In this paper it is shown that the 2π+ 4π, diethyl azodicarboxylate + tropone cycloadduct can be used to make precursors to eight-pi non-Kekulé polyenes. These are the first eight-pi non-Kekulé polyenes that have been observed spectroscopically (triplet ESR spectra) and the first non-Kekulé polyenes for which distinct spectra can be associated with particular cis/trans isomers.
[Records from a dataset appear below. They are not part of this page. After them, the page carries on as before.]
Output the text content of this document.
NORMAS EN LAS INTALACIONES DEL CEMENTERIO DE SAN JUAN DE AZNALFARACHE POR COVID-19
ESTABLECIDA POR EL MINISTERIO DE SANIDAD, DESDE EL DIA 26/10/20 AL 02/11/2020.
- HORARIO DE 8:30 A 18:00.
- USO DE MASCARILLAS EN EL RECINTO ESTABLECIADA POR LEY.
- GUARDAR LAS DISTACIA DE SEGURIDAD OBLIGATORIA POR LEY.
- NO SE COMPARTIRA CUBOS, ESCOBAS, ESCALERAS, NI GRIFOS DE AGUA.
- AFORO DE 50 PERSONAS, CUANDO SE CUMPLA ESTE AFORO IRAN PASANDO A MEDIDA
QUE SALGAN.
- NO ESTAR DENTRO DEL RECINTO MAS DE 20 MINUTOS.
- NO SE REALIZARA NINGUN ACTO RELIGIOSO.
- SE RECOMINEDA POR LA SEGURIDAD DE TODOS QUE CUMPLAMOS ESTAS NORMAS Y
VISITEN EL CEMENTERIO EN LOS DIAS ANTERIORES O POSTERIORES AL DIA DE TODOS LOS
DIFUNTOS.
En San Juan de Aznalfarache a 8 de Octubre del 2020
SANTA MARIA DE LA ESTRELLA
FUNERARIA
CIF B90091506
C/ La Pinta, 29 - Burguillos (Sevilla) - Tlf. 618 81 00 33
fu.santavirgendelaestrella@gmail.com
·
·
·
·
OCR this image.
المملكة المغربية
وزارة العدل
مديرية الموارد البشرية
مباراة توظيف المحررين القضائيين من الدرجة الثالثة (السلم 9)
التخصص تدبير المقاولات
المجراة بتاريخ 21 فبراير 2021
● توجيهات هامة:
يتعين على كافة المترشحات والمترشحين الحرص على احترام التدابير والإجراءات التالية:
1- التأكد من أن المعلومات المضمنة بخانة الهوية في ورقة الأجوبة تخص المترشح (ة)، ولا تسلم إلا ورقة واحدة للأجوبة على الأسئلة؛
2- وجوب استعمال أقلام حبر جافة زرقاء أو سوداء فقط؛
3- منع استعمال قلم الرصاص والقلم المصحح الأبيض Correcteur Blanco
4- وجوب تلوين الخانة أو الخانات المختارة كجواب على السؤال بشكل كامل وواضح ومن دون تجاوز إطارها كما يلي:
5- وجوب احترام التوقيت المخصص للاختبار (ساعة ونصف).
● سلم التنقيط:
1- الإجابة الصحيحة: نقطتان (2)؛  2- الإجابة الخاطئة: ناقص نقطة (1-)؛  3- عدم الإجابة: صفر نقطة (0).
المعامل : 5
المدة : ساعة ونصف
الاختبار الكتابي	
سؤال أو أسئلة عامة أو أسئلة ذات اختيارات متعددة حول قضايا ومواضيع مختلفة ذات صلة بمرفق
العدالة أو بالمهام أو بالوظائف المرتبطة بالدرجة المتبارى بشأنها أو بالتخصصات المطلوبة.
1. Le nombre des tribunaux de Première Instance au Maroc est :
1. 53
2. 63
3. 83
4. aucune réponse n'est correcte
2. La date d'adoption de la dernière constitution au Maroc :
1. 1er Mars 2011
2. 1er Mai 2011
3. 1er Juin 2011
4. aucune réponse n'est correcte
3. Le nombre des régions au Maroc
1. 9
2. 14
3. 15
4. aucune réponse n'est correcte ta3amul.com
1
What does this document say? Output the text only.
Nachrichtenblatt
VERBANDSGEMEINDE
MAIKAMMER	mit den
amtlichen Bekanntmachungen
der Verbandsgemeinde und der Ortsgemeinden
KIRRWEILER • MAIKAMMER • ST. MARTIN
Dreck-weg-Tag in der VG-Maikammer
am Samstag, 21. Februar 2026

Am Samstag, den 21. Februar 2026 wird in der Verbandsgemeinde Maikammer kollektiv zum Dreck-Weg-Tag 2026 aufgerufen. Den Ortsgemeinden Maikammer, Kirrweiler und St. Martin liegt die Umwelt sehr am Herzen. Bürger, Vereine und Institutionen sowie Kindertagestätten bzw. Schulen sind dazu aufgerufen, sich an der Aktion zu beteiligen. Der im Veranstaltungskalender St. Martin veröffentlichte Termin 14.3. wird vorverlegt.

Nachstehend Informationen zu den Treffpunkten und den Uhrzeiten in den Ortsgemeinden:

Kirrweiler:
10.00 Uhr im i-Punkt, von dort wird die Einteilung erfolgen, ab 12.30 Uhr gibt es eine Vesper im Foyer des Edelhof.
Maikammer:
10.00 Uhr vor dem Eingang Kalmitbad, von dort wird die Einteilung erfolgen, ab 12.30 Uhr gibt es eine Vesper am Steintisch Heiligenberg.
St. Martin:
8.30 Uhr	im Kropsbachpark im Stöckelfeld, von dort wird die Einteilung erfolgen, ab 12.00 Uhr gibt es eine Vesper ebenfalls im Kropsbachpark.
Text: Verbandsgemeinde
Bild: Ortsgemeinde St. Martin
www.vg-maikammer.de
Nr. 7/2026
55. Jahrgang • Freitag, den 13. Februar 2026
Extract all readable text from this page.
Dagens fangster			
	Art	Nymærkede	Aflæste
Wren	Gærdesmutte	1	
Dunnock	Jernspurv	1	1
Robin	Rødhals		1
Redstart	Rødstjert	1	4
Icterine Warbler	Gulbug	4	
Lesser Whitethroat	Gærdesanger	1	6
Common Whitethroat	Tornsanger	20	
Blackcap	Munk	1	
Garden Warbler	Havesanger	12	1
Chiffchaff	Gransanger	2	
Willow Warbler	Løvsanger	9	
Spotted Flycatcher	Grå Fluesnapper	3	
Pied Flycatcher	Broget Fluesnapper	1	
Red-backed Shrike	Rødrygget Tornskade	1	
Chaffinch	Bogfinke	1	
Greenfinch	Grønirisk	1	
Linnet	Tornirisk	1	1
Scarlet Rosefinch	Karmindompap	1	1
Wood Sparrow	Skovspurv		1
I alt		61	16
The enone moiety of diethyl 4-oxo-6,7-diazabicyclo[3.2.2]non-2-ene-6,7-dicarboxylate was elaborated into a triene by reaction with hexynyllithium, a Meyer–Schuster rearrangement using water–acetic acid–sulfuric acid, and a Peterson methylenation [(i) trimethylsilylmethylmagnesium chloride, (ii) thionyl dichloride, (iii) aq. ammonium chloride]. The carbamate groups were hydrolysed with potassium hydroxide–methanol and the resultant –NHNH– system was oxidised with mercury(II) oxide. The resultant Z and E isomers of 4-(2′-butylallylidene)-6,7-diazabicyclo[3.2.2]nona-2,6-diene were separated by column chromatography. UV irradiation of the Z isomer in an EPA glass at 77 K gave a triplet ESR spectrum |D/hc| 0.0223, |E/hc| 0.0022 cm^–1. Similar irradiation of the E isomer gave |D/hc| 0.0133, |E/hc| 0.0044 cm^–1. A study of the temperature dependence of the intensities of the Δm= 2 transitions confirmed that both spectra are associated with biradicals with a triplet ground state.